Hamilton Herald Masthead


Front Page - Friday, September 13, 2019

Three Komodo dragons hatch at zoo

New babies have arrived at the Chattanooga Zoo. But the zoo still doesn’t know if its matchmaking efforts with the parents were a success.

Three Komodo dragon babies hatched at the zoo on Aug. 4. This was the first successful komodo dragon hatching to take place at the facility.

In the summer of 2018, the zoo opened its Komodo Dragon Breeding Facility and introduced its adult Komodo dragons, Charlie and Kadal, to each other.

Even after several introductions and observation of the pair together, zoo staff were unable to confirm successful breeding between them. Then, in December 2018, first-time mother Charlie laid a clutch of eggs inside the breeding facility.

Zoo staff then placed the eggs in the incubator, where three of the eggs hatched. Because parthenogenesis can occur in female Komodo dragons, the zoo’s veterinary and animal care teams are working to determine if the offspring are the product of successful breeding between Charlie and Kadal or if parthenogenesis occurred. DNA testing will show how the Komodo dragons reproduced.

Parthenogenesis - reproduction of offspring from an ovum without fertilization by a male - is rare but has been reported to occur in other zoological institutions.

“After years of caring for these animals, working to provide them with an appropriate space to express their naturalistic behaviors and doing everything we can to better understand this species, it’s rewarding for our staff to experience and witness the miracle of these hatchlings,” says Dardenelle Long, zoo CEO and president.

Komodo dragons are the largest and heaviest lizards in the world. They’re found on the Indonesian Islands of the Lesser Sunda group, including Rintja, Flores and the island of Komodo. Komodo dragons are listed as a vulnerable species with only 5,000 left in the wild mostly due to limited range and habitat loss.

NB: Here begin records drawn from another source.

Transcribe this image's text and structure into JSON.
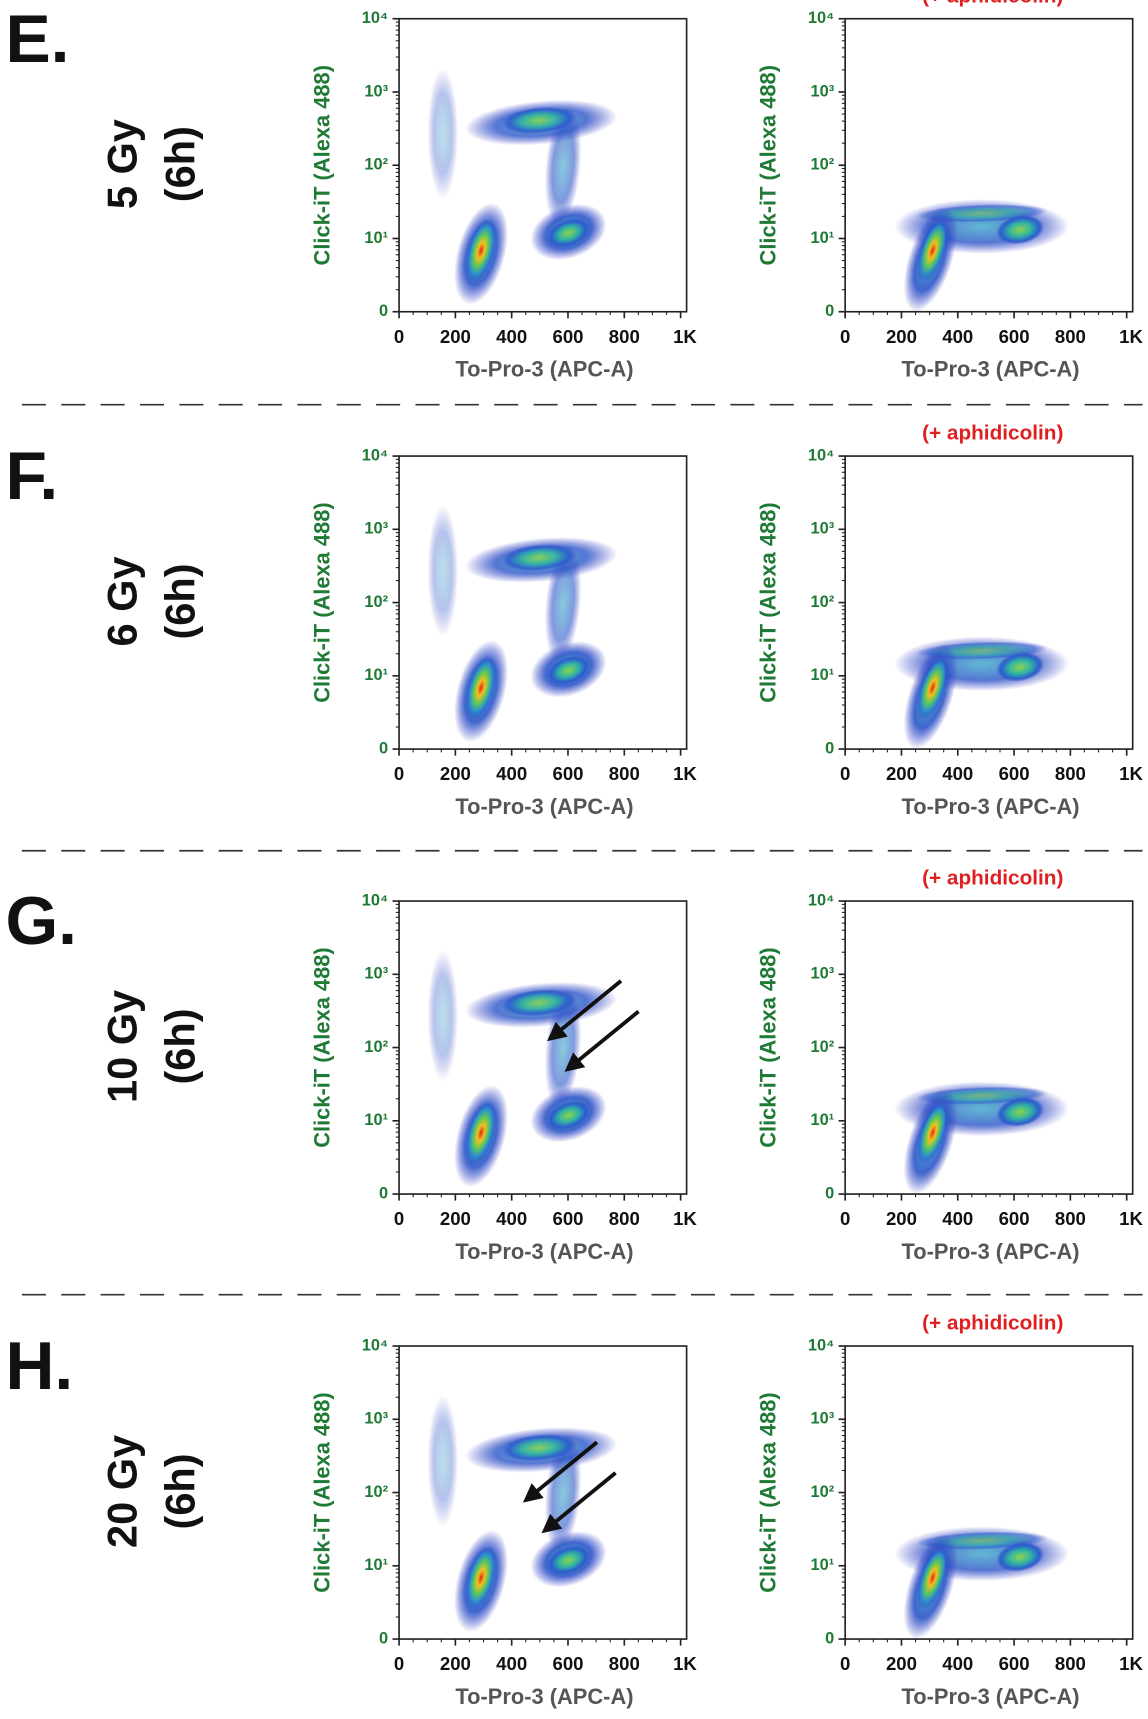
{
  "panels": [
    {
      "letter": "E.",
      "dose": "5 Gy",
      "time": "(6h)",
      "plots": [
        {
          "y_label": "Click-iT (Alexa 488)",
          "x_label": "To-Pro-3 (APC-A)",
          "y_ticks": [
            "10⁴",
            "10³",
            "10²",
            "10¹",
            "0"
          ],
          "x_ticks": [
            "0",
            "200",
            "400",
            "600",
            "800",
            "1K"
          ]
        },
        {
          "title": "(+ aphidicolin)",
          "y_label": "Click-iT (Alexa 488)",
          "x_label": "To-Pro-3 (APC-A)",
          "y_ticks": [
            "10⁴",
            "10³",
            "10²",
            "10¹",
            "0"
          ],
          "x_ticks": [
            "0",
            "200",
            "400",
            "600",
            "800",
            "1K"
          ]
        }
      ]
    },
    {
      "letter": "F.",
      "dose": "6 Gy",
      "time": "(6h)",
      "plots": [
        {
          "y_label": "Click-iT (Alexa 488)",
          "x_label": "To-Pro-3 (APC-A)",
          "y_ticks": [
            "10⁴",
            "10³",
            "10²",
            "10¹",
            "0"
          ],
          "x_ticks": [
            "0",
            "200",
            "400",
            "600",
            "800",
            "1K"
          ]
        },
        {
          "title": "(+ aphidicolin)",
          "y_label": "Click-iT (Alexa 488)",
          "x_label": "To-Pro-3 (APC-A)",
          "y_ticks": [
            "10⁴",
            "10³",
            "10²",
            "10¹",
            "0"
          ],
          "x_ticks": [
            "0",
            "200",
            "400",
            "600",
            "800",
            "1K"
          ]
        }
      ]
    },
    {
      "letter": "G.",
      "dose": "10 Gy",
      "time": "(6h)",
      "plots": [
        {
          "y_label": "Click-iT (Alexa 488)",
          "x_label": "To-Pro-3 (APC-A)",
          "y_ticks": [
            "10⁴",
            "10³",
            "10²",
            "10¹",
            "0"
          ],
          "x_ticks": [
            "0",
            "200",
            "400",
            "600",
            "800",
            "1K"
          ]
        },
        {
          "title": "(+ aphidicolin)",
          "y_label": "Click-iT (Alexa 488)",
          "x_label": "To-Pro-3 (APC-A)",
          "y_ticks": [
            "10⁴",
            "10³",
            "10²",
            "10¹",
            "0"
          ],
          "x_ticks": [
            "0",
            "200",
            "400",
            "600",
            "800",
            "1K"
          ]
        }
      ]
    },
    {
      "letter": "H.",
      "dose": "20 Gy",
      "time": "(6h)",
      "plots": [
        {
          "y_label": "Click-iT (Alexa 488)",
          "x_label": "To-Pro-3 (APC-A)",
          "y_ticks": [
            "10⁴",
            "10³",
            "10²",
            "10¹",
            "0"
          ],
          "x_ticks": [
            "0",
            "200",
            "400",
            "600",
            "800",
            "1K"
          ]
        },
        {
          "title": "(+ aphidicolin)",
          "y_label": "Click-iT (Alexa 488)",
          "x_label": "To-Pro-3 (APC-A)",
          "y_ticks": [
            "10⁴",
            "10³",
            "10²",
            "10¹",
            "0"
          ],
          "x_ticks": [
            "0",
            "200",
            "400",
            "600",
            "800",
            "1K"
          ]
        }
      ]
    }
  ]
}
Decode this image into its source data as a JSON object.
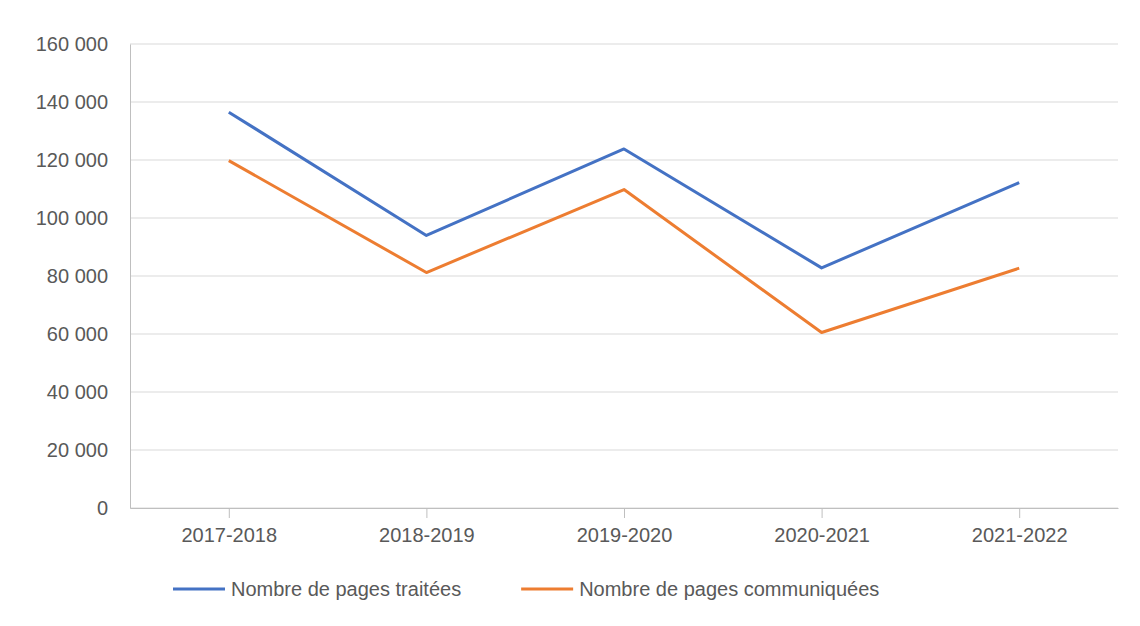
{
  "chart_data": {
    "type": "line",
    "categories": [
      "2017-2018",
      "2018-2019",
      "2019-2020",
      "2020-2021",
      "2021-2022"
    ],
    "series": [
      {
        "name": "Nombre de pages traitées",
        "color": "#4472c4",
        "values": [
          136500,
          94000,
          123800,
          82800,
          112200
        ]
      },
      {
        "name": "Nombre de pages communiquées",
        "color": "#ed7d31",
        "values": [
          119800,
          81200,
          109800,
          60500,
          82700
        ]
      }
    ],
    "ylim": [
      0,
      160000
    ],
    "yticks": [
      0,
      {
        "value": 20000,
        "label": "20 000"
      },
      {
        "value": 40000,
        "label": "40 000"
      },
      {
        "value": 60000,
        "label": "60 000"
      },
      {
        "value": 80000,
        "label": "80 000"
      },
      {
        "value": 100000,
        "label": "100 000"
      },
      {
        "value": 120000,
        "label": "120 000"
      },
      {
        "value": 140000,
        "label": "140 000"
      },
      {
        "value": 160000,
        "label": "160 000"
      }
    ],
    "grid": true,
    "legend": "bottom"
  }
}
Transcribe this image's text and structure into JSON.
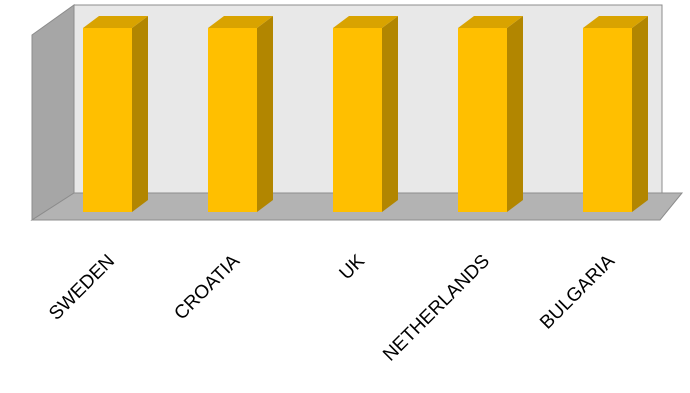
{
  "chart_data": {
    "type": "bar",
    "style": "3d-column",
    "categories": [
      "SWEDEN",
      "CROATIA",
      "UK",
      "NETHERLANDS",
      "BULGARIA"
    ],
    "values": [
      1,
      1,
      1,
      1,
      1
    ],
    "ylim": [
      0,
      1
    ],
    "grid": false,
    "legend": "none",
    "title": "",
    "xlabel": "",
    "ylabel": "",
    "colors": {
      "bar_front": "#FFBF00",
      "bar_side": "#B28600",
      "bar_top": "#D9A300",
      "back_wall": "#E8E8E8",
      "side_wall": "#A6A6A6",
      "floor": "#B3B3B3",
      "edge": "#8C8C8C"
    }
  }
}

The Chattanooga Zoo began housing Komodo dragons in 2012 through its participation in the AZA’s Species Survival Plan. The SSP is a population management program focusing on animal breeding of threatened species by strictly monitoring the placement and propagation of selected species.

At this time, the three Komodo dragon hatchlings will not be placed in the public viewable habitat. Once they have reached the appropriate age and size, they will be placed in the Forest of the World exhibit building.